Question: What wood species gives off the most heat?

You will get the best results and more heat per wood volume when burning the highest density (heaviest) wood you can find. Dense firewood will produce the highest recoverable BTUs but all wood must be "seasoned". Seasoning lowers the moisture content and less energy is used to drive off water which limits heat efficiency.

Answer: Trees considered to be deciduous (lose their leaves in winter) and more specifically hard hardwoods tend to be a more dense wood and will burn hotter and longer than trees considered to be evergreen or softwood (there are some exceptions). Firewood also tends to burn hotter when seasoned to reduce moisture.
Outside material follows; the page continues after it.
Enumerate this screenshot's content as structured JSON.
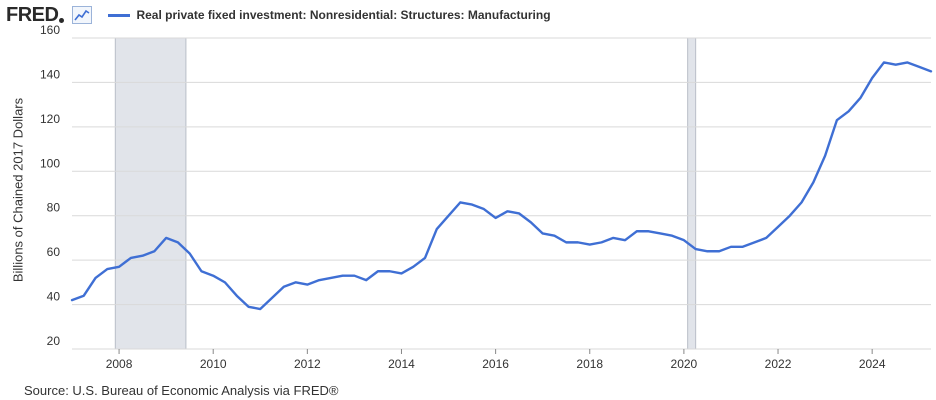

Wood heat value is measured in BTUs or British Thermal Units. The higher the value, the more heat you get per unit of wood. Here is a list of tree species ranked by their heating abilities:

Five Best Burning Species

  • Hickory - 25 to 28 million BTUs/cord - density 37 to 58 lbs./cu.ft.
  • Oak - 24 to 28 million BTUs/cord - density 37 to 58 lbs./cu.ft.
  • Black Locust - 27 million BTUs/cord - density 43 lbs./cu.ft.
  • Beech - 24 to 27 million BTUs/cord - density 32 to 56 lbs./cu.ft.
  • White Ash - 24 million BTUs/cord - density 43 lbs./cu.ft.

 

Five Poor Performing Species

  • White Pine - 15 million BTUs/cord - density 22 to 31 lbs./cu.ft.
  • Cottonwood/Willow - 16 million BTUs/cord - density 24 to 37 lbs./cu.ft.
  • Basswood - 14 million BTUs/cord - density 20 to 37 lbs./cu.ft.
  • Aspen - 15 million BTUs/cord - density 26 lbs./cu.ft.
  • Yellow Poplar - 18 mm million BTUs/cord - density 22 to 31 lbs./cu.ft.